Crimes of Moral Turpitude
§ 3.3 III. Cancellation of Removal
For more text, click "Next Page>"
Cancellation of removal is a form of discretionary relief that applies to removal proceedings initiated after April 1, 1997 (replacing the former suspension of deportation and INA § 212(c) relief).[48] There are several forms of “cancellation of removal” available under the immigration laws.
A long-term lawful permanent resident in removal proceedings may be eligible to apply for “cancellation of removal” to waive most grounds of inadmissibility and deportability. See § 3.4, infra. A different form of “cancellation of removal” is available for non-lawful permanent residents.[49] See § 3.5, infra. Yet another form of cancellation of removal is available to abused spouses and children of U.S. citizens or permanent residents under provisions of the Violence Against Women Act. See § 3.37, infra. An additional form of cancellation of removal, employing the old, more liberal suspension of deportation rules, is available to certain Salvadorans and Guatemalans under NACARA. See § 3.22, infra.

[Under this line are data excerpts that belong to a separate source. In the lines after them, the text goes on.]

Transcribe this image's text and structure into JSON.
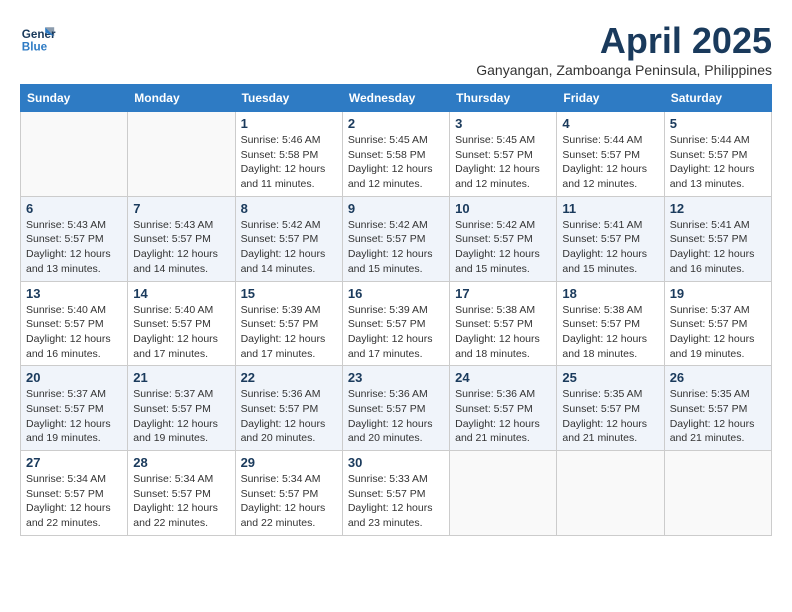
{
  "logo": {
    "line1": "General",
    "line2": "Blue"
  },
  "title": "April 2025",
  "subtitle": "Ganyangan, Zamboanga Peninsula, Philippines",
  "headers": [
    "Sunday",
    "Monday",
    "Tuesday",
    "Wednesday",
    "Thursday",
    "Friday",
    "Saturday"
  ],
  "weeks": [
    [
      {
        "num": "",
        "info": ""
      },
      {
        "num": "",
        "info": ""
      },
      {
        "num": "1",
        "info": "Sunrise: 5:46 AM\nSunset: 5:58 PM\nDaylight: 12 hours and 11 minutes."
      },
      {
        "num": "2",
        "info": "Sunrise: 5:45 AM\nSunset: 5:58 PM\nDaylight: 12 hours and 12 minutes."
      },
      {
        "num": "3",
        "info": "Sunrise: 5:45 AM\nSunset: 5:57 PM\nDaylight: 12 hours and 12 minutes."
      },
      {
        "num": "4",
        "info": "Sunrise: 5:44 AM\nSunset: 5:57 PM\nDaylight: 12 hours and 12 minutes."
      },
      {
        "num": "5",
        "info": "Sunrise: 5:44 AM\nSunset: 5:57 PM\nDaylight: 12 hours and 13 minutes."
      }
    ],
    [
      {
        "num": "6",
        "info": "Sunrise: 5:43 AM\nSunset: 5:57 PM\nDaylight: 12 hours and 13 minutes."
      },
      {
        "num": "7",
        "info": "Sunrise: 5:43 AM\nSunset: 5:57 PM\nDaylight: 12 hours and 14 minutes."
      },
      {
        "num": "8",
        "info": "Sunrise: 5:42 AM\nSunset: 5:57 PM\nDaylight: 12 hours and 14 minutes."
      },
      {
        "num": "9",
        "info": "Sunrise: 5:42 AM\nSunset: 5:57 PM\nDaylight: 12 hours and 15 minutes."
      },
      {
        "num": "10",
        "info": "Sunrise: 5:42 AM\nSunset: 5:57 PM\nDaylight: 12 hours and 15 minutes."
      },
      {
        "num": "11",
        "info": "Sunrise: 5:41 AM\nSunset: 5:57 PM\nDaylight: 12 hours and 15 minutes."
      },
      {
        "num": "12",
        "info": "Sunrise: 5:41 AM\nSunset: 5:57 PM\nDaylight: 12 hours and 16 minutes."
      }
    ],
    [
      {
        "num": "13",
        "info": "Sunrise: 5:40 AM\nSunset: 5:57 PM\nDaylight: 12 hours and 16 minutes."
      },
      {
        "num": "14",
        "info": "Sunrise: 5:40 AM\nSunset: 5:57 PM\nDaylight: 12 hours and 17 minutes."
      },
      {
        "num": "15",
        "info": "Sunrise: 5:39 AM\nSunset: 5:57 PM\nDaylight: 12 hours and 17 minutes."
      },
      {
        "num": "16",
        "info": "Sunrise: 5:39 AM\nSunset: 5:57 PM\nDaylight: 12 hours and 17 minutes."
      },
      {
        "num": "17",
        "info": "Sunrise: 5:38 AM\nSunset: 5:57 PM\nDaylight: 12 hours and 18 minutes."
      },
      {
        "num": "18",
        "info": "Sunrise: 5:38 AM\nSunset: 5:57 PM\nDaylight: 12 hours and 18 minutes."
      },
      {
        "num": "19",
        "info": "Sunrise: 5:37 AM\nSunset: 5:57 PM\nDaylight: 12 hours and 19 minutes."
      }
    ],
    [
      {
        "num": "20",
        "info": "Sunrise: 5:37 AM\nSunset: 5:57 PM\nDaylight: 12 hours and 19 minutes."
      },
      {
        "num": "21",
        "info": "Sunrise: 5:37 AM\nSunset: 5:57 PM\nDaylight: 12 hours and 19 minutes."
      },
      {
        "num": "22",
        "info": "Sunrise: 5:36 AM\nSunset: 5:57 PM\nDaylight: 12 hours and 20 minutes."
      },
      {
        "num": "23",
        "info": "Sunrise: 5:36 AM\nSunset: 5:57 PM\nDaylight: 12 hours and 20 minutes."
      },
      {
        "num": "24",
        "info": "Sunrise: 5:36 AM\nSunset: 5:57 PM\nDaylight: 12 hours and 21 minutes."
      },
      {
        "num": "25",
        "info": "Sunrise: 5:35 AM\nSunset: 5:57 PM\nDaylight: 12 hours and 21 minutes."
      },
      {
        "num": "26",
        "info": "Sunrise: 5:35 AM\nSunset: 5:57 PM\nDaylight: 12 hours and 21 minutes."
      }
    ],
    [
      {
        "num": "27",
        "info": "Sunrise: 5:34 AM\nSunset: 5:57 PM\nDaylight: 12 hours and 22 minutes."
      },
      {
        "num": "28",
        "info": "Sunrise: 5:34 AM\nSunset: 5:57 PM\nDaylight: 12 hours and 22 minutes."
      },
      {
        "num": "29",
        "info": "Sunrise: 5:34 AM\nSunset: 5:57 PM\nDaylight: 12 hours and 22 minutes."
      },
      {
        "num": "30",
        "info": "Sunrise: 5:33 AM\nSunset: 5:57 PM\nDaylight: 12 hours and 23 minutes."
      },
      {
        "num": "",
        "info": ""
      },
      {
        "num": "",
        "info": ""
      },
      {
        "num": "",
        "info": ""
      }
    ]
  ]
}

Cancellation of removal is only available as a defense to removal proceedings; it is not possible affirmatively to apply for this form of relief.[50] A noncitizen is ineligible to apply for this form of relief if s/he entered as a crewman before June 30, 1964, was a J-visa immigrant under certain conditions, or was previously granted suspension of deportation, cancellation of removal, or relief under former INA § 212(c), 8 U.S.C. § 1182(c).[51] While it is generally possible to apply for both an application for cancellation and a waiver under INA § 212(c), during the same immigration proceeding, it is not possible to do so if the noncitizen has been convicted of an aggravated felony.[52]
A “stop-time rule” ending any period of continuous presence or physical residence upon service of a Notice to Appear or commission of certain crimes applies to all forms of cancellation of removal. If the accrual of presence or residence is stopped before it reaches a certain point, the client is not eligible for cancellation of removal. The continuous presence requirement and stop-time rule are discussed in § 3.6, infra.

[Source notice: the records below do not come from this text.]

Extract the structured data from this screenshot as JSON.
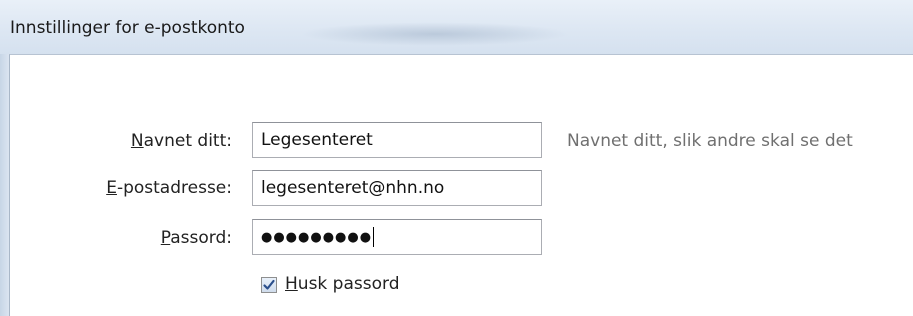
{
  "window": {
    "title": "Innstillinger for e-postkonto"
  },
  "form": {
    "name": {
      "label_access_key": "N",
      "label_rest": "avnet ditt:",
      "value": "Legesenteret",
      "hint": "Navnet ditt, slik andre skal se det"
    },
    "email": {
      "label_access_key": "E",
      "label_rest": "-postadresse:",
      "value": "legesenteret@nhn.no"
    },
    "password": {
      "label_access_key": "P",
      "label_rest": "assord:",
      "masked_value": "●●●●●●●●●"
    },
    "remember_password": {
      "label_access_key": "H",
      "label_rest": "usk passord",
      "checked": true
    }
  }
}
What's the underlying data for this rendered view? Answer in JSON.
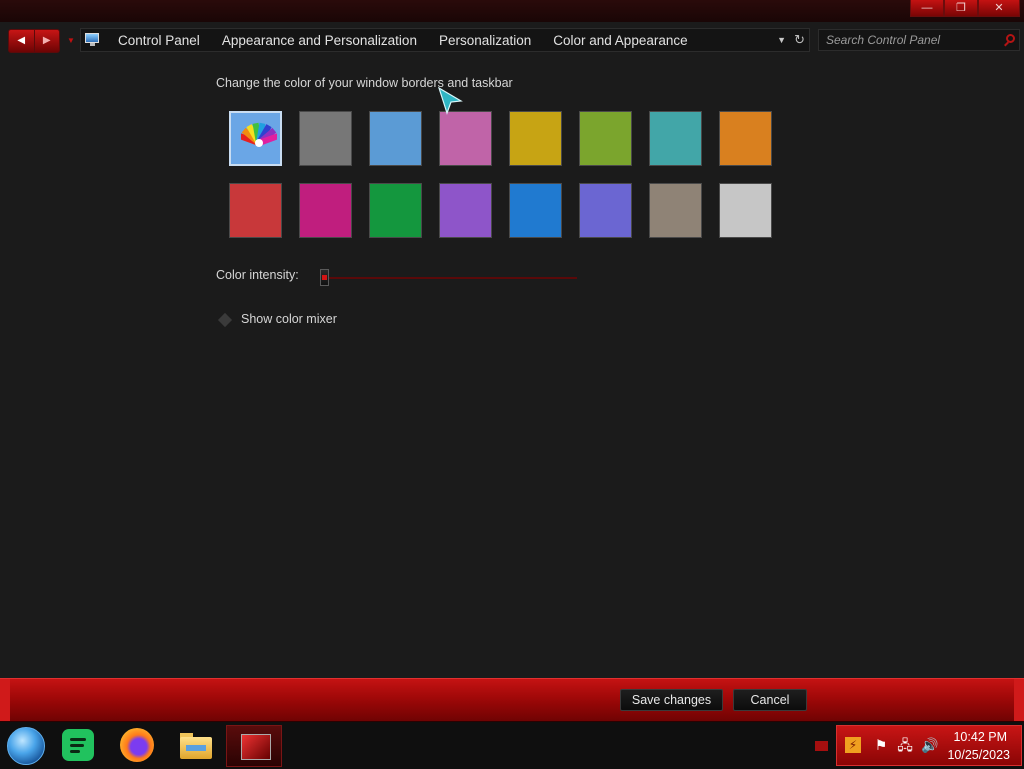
{
  "window": {
    "minimize_glyph": "—",
    "maximize_glyph": "❐",
    "close_glyph": "✕"
  },
  "address_bar": {
    "back_glyph": "◀",
    "forward_glyph": "▶",
    "recent_glyph": "▼",
    "breadcrumbs": [
      "Control Panel",
      "Appearance and Personalization",
      "Personalization",
      "Color and Appearance"
    ],
    "dropdown_glyph": "▼",
    "refresh_glyph": "↻"
  },
  "search": {
    "placeholder": "Search Control Panel"
  },
  "main": {
    "heading": "Change the color of your window borders and taskbar",
    "swatches_row1": [
      "custom",
      "#777777",
      "#5b9bd5",
      "#c064a8",
      "#c7a414",
      "#7ba52d",
      "#42a6a8",
      "#d9801f"
    ],
    "swatches_row2": [
      "#c8383a",
      "#c01e7e",
      "#14973e",
      "#8e55c9",
      "#207ad0",
      "#6b66d2",
      "#8f8376",
      "#c6c6c6"
    ],
    "selected_index": 0,
    "intensity_label": "Color intensity:",
    "intensity_value": 0.0,
    "mixer_label": "Show color mixer"
  },
  "command_bar": {
    "save_label": "Save changes",
    "cancel_label": "Cancel"
  },
  "taskbar": {
    "tray_time": "10:42 PM",
    "tray_date": "10/25/2023",
    "lightning_glyph": "⚡",
    "flag_glyph": "⚑",
    "network_glyph": "🖧",
    "volume_glyph": "🔊"
  },
  "colors": {
    "accent": "#b00d0d",
    "background": "#1b1b1b"
  }
}
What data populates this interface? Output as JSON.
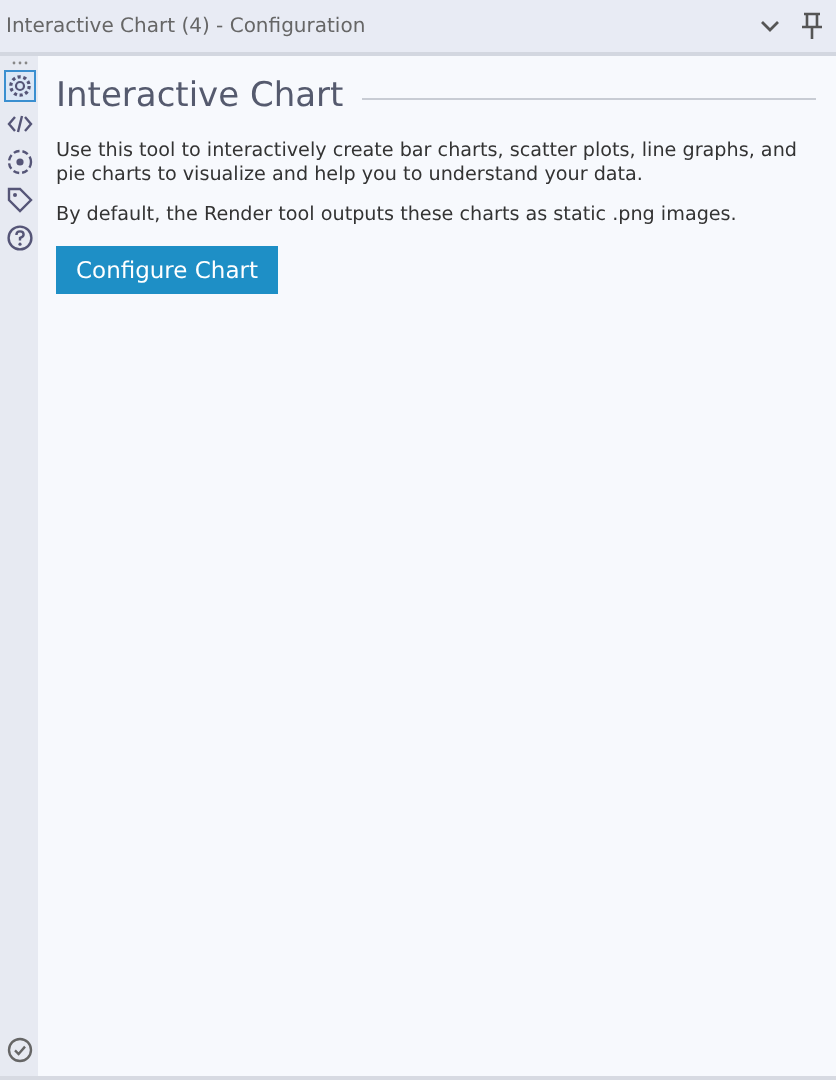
{
  "window": {
    "title": "Interactive Chart (4) - Configuration"
  },
  "sidebar": {
    "items": [
      {
        "kind": "gear",
        "selected": true
      },
      {
        "kind": "code",
        "selected": false
      },
      {
        "kind": "target",
        "selected": false
      },
      {
        "kind": "tag",
        "selected": false
      },
      {
        "kind": "help",
        "selected": false
      }
    ]
  },
  "heading": "Interactive Chart",
  "paragraphs": [
    "Use this tool to interactively create bar charts, scatter plots, line graphs, and pie charts to visualize and help you to understand your data.",
    "By default, the Render tool outputs these charts as static .png images."
  ],
  "button": "Configure Chart"
}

A grant of cancellation waives both inadmissibility and deportability, and the ground of removal cancelled cannot be charged again in the future.[53]
For further discussion of cancellation, see N. Tooby & J. Rollin, Criminal Defense of Immigrants § § 24.3-24.6 (4th Ed. 2007).

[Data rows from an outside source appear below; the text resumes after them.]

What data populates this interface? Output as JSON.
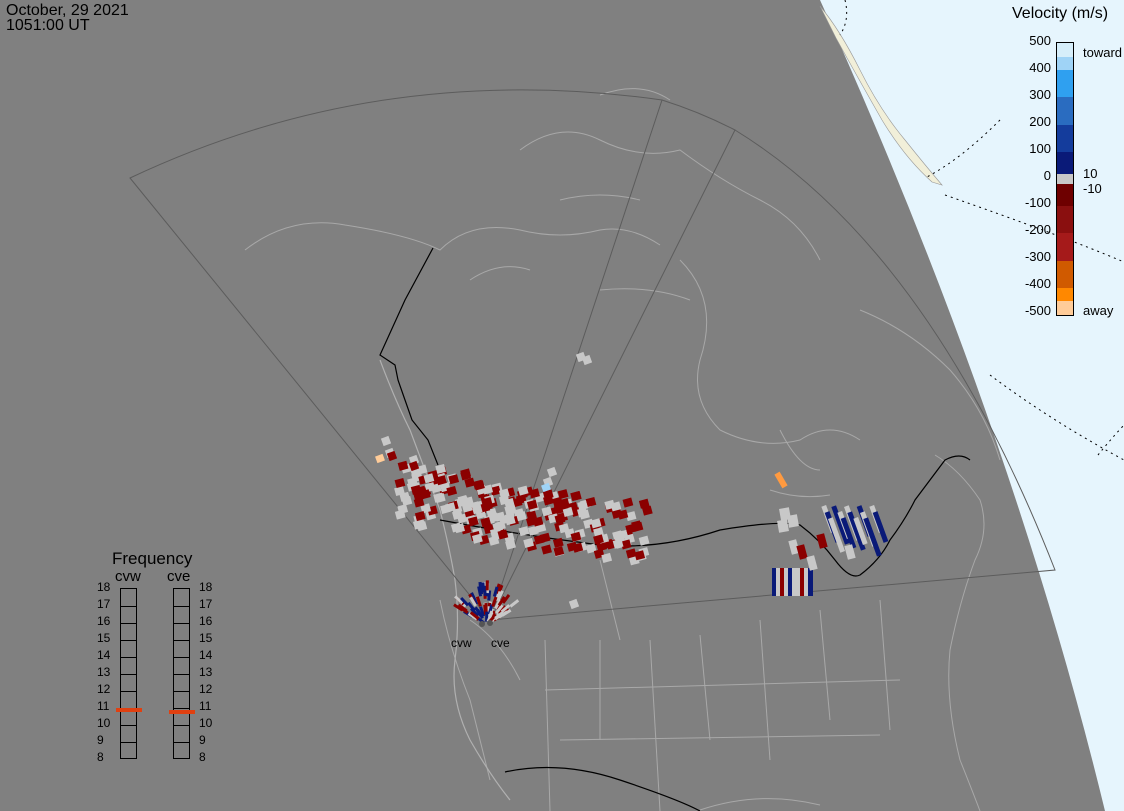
{
  "header": {
    "date": "October, 29 2021",
    "time": "1051:00 UT"
  },
  "colorbar": {
    "title": "Velocity (m/s)",
    "ticks": [
      "500",
      "400",
      "300",
      "200",
      "100",
      "0",
      "-100",
      "-200",
      "-300",
      "-400",
      "-500"
    ],
    "end_top": "toward",
    "end_bottom": "away",
    "inner_top": "10",
    "inner_bottom": "-10",
    "colors": [
      "#d6eefa",
      "#9fd3f6",
      "#2fa0f0",
      "#2a6cc0",
      "#143c9c",
      "#0a1a78",
      "#c8c8c8",
      "#6e0000",
      "#8a0f0f",
      "#a51a1a",
      "#d05a00",
      "#ff8800",
      "#ffcc99"
    ]
  },
  "frequency": {
    "title": "Frequency",
    "radars": [
      {
        "name": "cvw",
        "mhz": 10.8
      },
      {
        "name": "cve",
        "mhz": 10.7
      }
    ],
    "scale": [
      "18",
      "17",
      "16",
      "15",
      "14",
      "13",
      "12",
      "11",
      "10",
      "9",
      "8"
    ]
  },
  "sites": [
    "cvw",
    "cve"
  ],
  "colors": {
    "background": "#808080",
    "polar_cap": "#e6f5fd",
    "land_outline": "#a8a8a8",
    "border": "#000000",
    "fov": "#5c5c5c",
    "gs": "#c8c8c8",
    "away_dark": "#8b0000",
    "toward_dark": "#0a1a78"
  }
}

[48] Noncitizens who were placed into proceedings prior to April 1, 1997 may still be eligible for suspension of deportation, discussed at N. Tooby & J. Rollin, Criminal Defense of Immigrants § 24.24 (4th ed. 2007), or a waiver under former INA § 212(c), 8 U.S.C. § 1182(c), discussed at N. Tooby & J. Rollin, Criminal Defense of Immigrants § 24.28 (4th ed. 2007). If the conviction itself occurred prior to April 1, 1997, the noncitizen may also be eligible for a waiver under INA § 212(c), 8 U.S.C. § 1182(c). Ibid.
[49] INA § 240A(b), 8 U.S.C. § 1229b(b).
[50] 8 C.F.R. § 1240.20.
[51] INA § 240A(c), 8 U.S.C. § 1229b(c). See Maldonado-Galindo v. Gonzalez, 456 F.3d 1064 (9th Cir. Aug. 3, 2006) (INA § 240A(c)(6), 8 U.S.C. § 1229b(c)(6) bar to cancellation of removal to those who have already received waivers under INA § 212(c) is not impermissibly retroactive).
[52] See Rodriguez-Munoz v. Gonzales, 419 F.3d 245 (3d Cir. Aug. 16, 2005) (noncitizen convicted of aggravated felony cannot make simultaneous application for cancellation of removal and relief under INA § 212(c)). See also Garcia-Jimenez v. Gonzalez, 472 F.3d 679 (9th Cir. Jan. 2007) (an aggravated felon cannot obtain cancellation of removal for permanent residents if relief is granted under former INA § 212(c) at any time, even during the same proceedings). Note: it appears from the facts in Garcia-Jimenez, that the Ninth Circuit failed to follow Sinotes-Cruz v. Gonzalez, 468 F.3d 1190 (9th Cir. Nov. 2006) (permanent stop-time rule for cancellation of removal cannot be applied retroactively to convictions occurring prior to the effective date of IIRAIRA; therefore a person may apply for cancellation despite a conviction of a crime of moral turpitude that occurred during the first seven years of physical presence).
[53] See Ruiz-Vidal v. Gonzales, 473 F.3d 1072 (9th Cir. Jan. 18, 2007) (California 1998 conviction could not serve as a predicate for removal because petitioner had been granted cancellation of removal for that conviction).